O relato, com direito a homens com trajes de roupa "de astronauta" circulando apressadamente pelos corredores, passageiros sendo jogados em cabines não higienizadas e recém-liberadas por outros isolados, alto-falantes e telefone desligados, e funcionários que não divulgavam protocolos claros nem informações, é da secretária aposentada Viviane Cardoso, de 59 anos, cujas imagens registradas do descaso da MSC Turismo com os serviços prestados a passageiros circularam nas redes sociais nos últimos dias.
Já de volta à casa de sua família, em Santos, Viviane conta que conseguiu passar a virada do ano fora da cabine aos 45 minutos do segundo tempo: mesmo com resultados de testes negativos para o coronavírus, ela e filha somente conseguiram sair do navio, e "por conta própria", no início da noite do dia 31 de dezembro:
"Por muito pouco não passei a virada ali, naquela cabine pequena, com minha filha. Saímos às 18h45, no último desembarque de passageiros antes do navio voltar a sair. Às 19h15, ouvimos o pi-pi do navio, indo embora. E saímos por conta própria, porque depois de muitas tentativas de ir embora e desinformação, simplesmente pegamos um elevador, descemos e saímos. Sem 'homens da Nasa' nos acompanhando, sem checkout, sem apresentação de documentos - conta a aposentada, que lembra da cara de susto dos tripulantes quando ela dizia, já perto do elevador, que estavam "isoladas", chegaram ali sozinhas e queriam sair. - Eles diziam 'minha senhora, ninguém mais vai voltar para buscar vocês, aquele lá é o último ônibus levando os passageiros confinados para a saída'. E nos entregaram um papel sem vergonha, apenas, para ir embora, preencher e mandar por email de volta, para a MSC", conta Viviane.
Neste domingo, a Anvisa informou que irá apurar se houve descumprimento de protocolos sanitários no caso da MSC Splendida e de outros cruzeiros nestes últimos dias. A agência ainda lembrou que as atividades dos cruzeiros podem ser suspensos, diante do cenário e disse que intensificou as investigações epidemiológicas e sanitárias para controlar a transmissão de Covid-19 a partir das embarcações.
'Ficamos abandonados'
Viviane Caroso viajou com a filha Vitória, de 16 anos, em uma cabine.

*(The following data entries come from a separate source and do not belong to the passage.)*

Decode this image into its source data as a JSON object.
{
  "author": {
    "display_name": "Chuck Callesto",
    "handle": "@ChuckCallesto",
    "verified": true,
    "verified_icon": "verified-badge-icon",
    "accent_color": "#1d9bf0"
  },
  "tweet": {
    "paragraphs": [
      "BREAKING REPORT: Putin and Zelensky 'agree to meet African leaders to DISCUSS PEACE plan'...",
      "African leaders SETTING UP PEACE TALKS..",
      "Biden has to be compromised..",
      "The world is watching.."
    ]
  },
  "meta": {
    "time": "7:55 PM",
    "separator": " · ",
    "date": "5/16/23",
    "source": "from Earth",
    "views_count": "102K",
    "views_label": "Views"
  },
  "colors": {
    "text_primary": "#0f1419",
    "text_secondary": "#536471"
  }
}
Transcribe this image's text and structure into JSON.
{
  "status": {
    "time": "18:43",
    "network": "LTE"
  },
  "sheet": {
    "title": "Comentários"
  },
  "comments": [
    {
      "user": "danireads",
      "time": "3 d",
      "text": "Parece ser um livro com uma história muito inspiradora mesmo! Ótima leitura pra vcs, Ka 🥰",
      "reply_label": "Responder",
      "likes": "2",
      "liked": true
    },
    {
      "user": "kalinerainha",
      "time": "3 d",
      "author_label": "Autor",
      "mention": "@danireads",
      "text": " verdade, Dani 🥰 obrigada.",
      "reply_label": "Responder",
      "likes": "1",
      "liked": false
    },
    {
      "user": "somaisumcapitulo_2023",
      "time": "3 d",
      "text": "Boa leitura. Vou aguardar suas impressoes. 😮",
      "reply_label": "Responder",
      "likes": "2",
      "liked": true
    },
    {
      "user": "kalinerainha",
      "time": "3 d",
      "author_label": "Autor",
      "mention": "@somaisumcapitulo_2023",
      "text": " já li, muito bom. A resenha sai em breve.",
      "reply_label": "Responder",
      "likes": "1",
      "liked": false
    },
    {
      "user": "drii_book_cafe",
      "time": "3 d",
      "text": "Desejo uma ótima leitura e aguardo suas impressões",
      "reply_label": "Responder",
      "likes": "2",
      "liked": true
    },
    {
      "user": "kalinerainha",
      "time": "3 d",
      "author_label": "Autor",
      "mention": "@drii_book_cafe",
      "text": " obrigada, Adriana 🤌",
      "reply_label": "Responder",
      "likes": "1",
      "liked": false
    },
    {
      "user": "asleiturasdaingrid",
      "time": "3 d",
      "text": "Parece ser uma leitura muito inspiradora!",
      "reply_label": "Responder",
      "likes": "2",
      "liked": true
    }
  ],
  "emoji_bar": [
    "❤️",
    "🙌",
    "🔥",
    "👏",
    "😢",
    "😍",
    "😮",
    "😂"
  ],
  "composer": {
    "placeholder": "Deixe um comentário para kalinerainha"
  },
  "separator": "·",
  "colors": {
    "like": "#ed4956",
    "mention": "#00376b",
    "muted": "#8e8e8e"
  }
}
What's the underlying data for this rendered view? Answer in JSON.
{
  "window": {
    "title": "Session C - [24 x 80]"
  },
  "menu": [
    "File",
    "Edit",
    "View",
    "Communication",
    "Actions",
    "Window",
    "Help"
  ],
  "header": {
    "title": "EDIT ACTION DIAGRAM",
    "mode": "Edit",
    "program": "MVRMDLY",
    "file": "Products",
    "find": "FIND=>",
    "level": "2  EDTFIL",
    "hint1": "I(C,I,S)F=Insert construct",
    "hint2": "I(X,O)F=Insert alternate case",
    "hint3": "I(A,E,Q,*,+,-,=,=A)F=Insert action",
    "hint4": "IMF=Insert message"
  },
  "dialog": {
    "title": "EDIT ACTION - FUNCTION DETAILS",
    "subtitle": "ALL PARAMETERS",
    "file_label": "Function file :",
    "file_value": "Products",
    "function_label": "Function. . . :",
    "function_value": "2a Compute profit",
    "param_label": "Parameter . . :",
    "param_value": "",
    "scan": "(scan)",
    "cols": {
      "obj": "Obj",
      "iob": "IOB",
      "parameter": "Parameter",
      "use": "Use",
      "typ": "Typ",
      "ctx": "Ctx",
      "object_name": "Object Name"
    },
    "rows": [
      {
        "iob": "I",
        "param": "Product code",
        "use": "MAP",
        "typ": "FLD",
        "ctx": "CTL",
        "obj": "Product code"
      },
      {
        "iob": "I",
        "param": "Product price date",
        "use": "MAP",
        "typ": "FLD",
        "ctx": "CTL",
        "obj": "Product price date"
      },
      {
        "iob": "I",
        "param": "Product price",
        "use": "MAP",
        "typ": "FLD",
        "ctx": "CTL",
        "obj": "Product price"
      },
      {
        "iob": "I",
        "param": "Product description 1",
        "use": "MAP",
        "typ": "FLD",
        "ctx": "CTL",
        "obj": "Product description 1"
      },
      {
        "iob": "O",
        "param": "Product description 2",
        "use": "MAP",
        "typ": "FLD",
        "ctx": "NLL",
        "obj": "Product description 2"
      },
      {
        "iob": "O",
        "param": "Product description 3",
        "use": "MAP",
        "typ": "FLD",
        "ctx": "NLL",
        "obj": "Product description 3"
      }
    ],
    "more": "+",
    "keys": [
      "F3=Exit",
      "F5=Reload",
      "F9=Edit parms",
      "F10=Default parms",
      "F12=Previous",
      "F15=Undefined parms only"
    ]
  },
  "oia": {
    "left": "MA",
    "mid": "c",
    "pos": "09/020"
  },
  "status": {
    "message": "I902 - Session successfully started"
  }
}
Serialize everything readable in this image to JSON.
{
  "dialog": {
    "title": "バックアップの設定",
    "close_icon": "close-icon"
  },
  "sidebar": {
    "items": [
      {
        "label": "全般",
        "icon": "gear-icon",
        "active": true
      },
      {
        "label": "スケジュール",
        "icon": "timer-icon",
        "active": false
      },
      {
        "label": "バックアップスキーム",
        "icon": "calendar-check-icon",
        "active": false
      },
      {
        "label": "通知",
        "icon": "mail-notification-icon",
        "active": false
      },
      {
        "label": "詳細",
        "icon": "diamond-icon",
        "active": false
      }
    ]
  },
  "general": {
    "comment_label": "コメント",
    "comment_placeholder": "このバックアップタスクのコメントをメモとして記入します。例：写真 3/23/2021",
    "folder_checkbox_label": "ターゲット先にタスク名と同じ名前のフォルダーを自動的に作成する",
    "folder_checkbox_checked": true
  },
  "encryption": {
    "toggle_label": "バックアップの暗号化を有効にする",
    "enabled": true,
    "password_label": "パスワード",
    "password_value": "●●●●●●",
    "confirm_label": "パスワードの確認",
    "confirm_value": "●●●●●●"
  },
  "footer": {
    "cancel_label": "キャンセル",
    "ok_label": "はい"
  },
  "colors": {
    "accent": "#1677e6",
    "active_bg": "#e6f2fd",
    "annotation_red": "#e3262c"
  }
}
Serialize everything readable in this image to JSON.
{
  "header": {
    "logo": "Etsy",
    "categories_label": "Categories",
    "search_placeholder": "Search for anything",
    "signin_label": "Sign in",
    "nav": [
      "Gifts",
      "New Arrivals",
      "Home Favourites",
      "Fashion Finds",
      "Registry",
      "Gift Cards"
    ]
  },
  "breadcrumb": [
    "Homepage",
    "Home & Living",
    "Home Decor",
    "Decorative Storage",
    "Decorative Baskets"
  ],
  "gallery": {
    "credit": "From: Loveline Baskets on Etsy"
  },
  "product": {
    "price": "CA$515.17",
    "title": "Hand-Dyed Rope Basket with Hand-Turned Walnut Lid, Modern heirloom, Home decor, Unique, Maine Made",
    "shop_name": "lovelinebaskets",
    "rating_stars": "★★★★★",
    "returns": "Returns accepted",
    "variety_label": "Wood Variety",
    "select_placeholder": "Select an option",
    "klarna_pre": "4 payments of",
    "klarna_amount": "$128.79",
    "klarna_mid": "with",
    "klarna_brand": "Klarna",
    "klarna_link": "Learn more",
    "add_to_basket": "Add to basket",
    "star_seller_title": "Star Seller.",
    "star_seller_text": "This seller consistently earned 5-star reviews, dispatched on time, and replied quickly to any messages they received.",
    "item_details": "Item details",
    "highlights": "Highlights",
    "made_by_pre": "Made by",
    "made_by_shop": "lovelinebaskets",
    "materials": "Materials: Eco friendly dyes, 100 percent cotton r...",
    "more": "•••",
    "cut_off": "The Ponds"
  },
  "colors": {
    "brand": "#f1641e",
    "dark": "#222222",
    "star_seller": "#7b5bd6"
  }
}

Em outra, estavam o filho, de 30, e a nora, de 29. Gastaram, pelo pacote da viagem de 7 dias em cruzeiro, que incluía acomodações e alimentação, cerca de 35 mil reais. Entraram no navio no dia 26 e, já a partir da manhã do dia 28, ficaram em isolamento, pois a nora havia "testado positivo para o vírus" (inicialmente tratado como coronavírus mas que depois a família veio a descobrir, com testes mais precisos, que era de gripe). Pelo contato, toda a família ficou isolada, mantendo a comunicação apenas por telefone (pela "contaminação", o filho e a nora foram para o outro lado do navio).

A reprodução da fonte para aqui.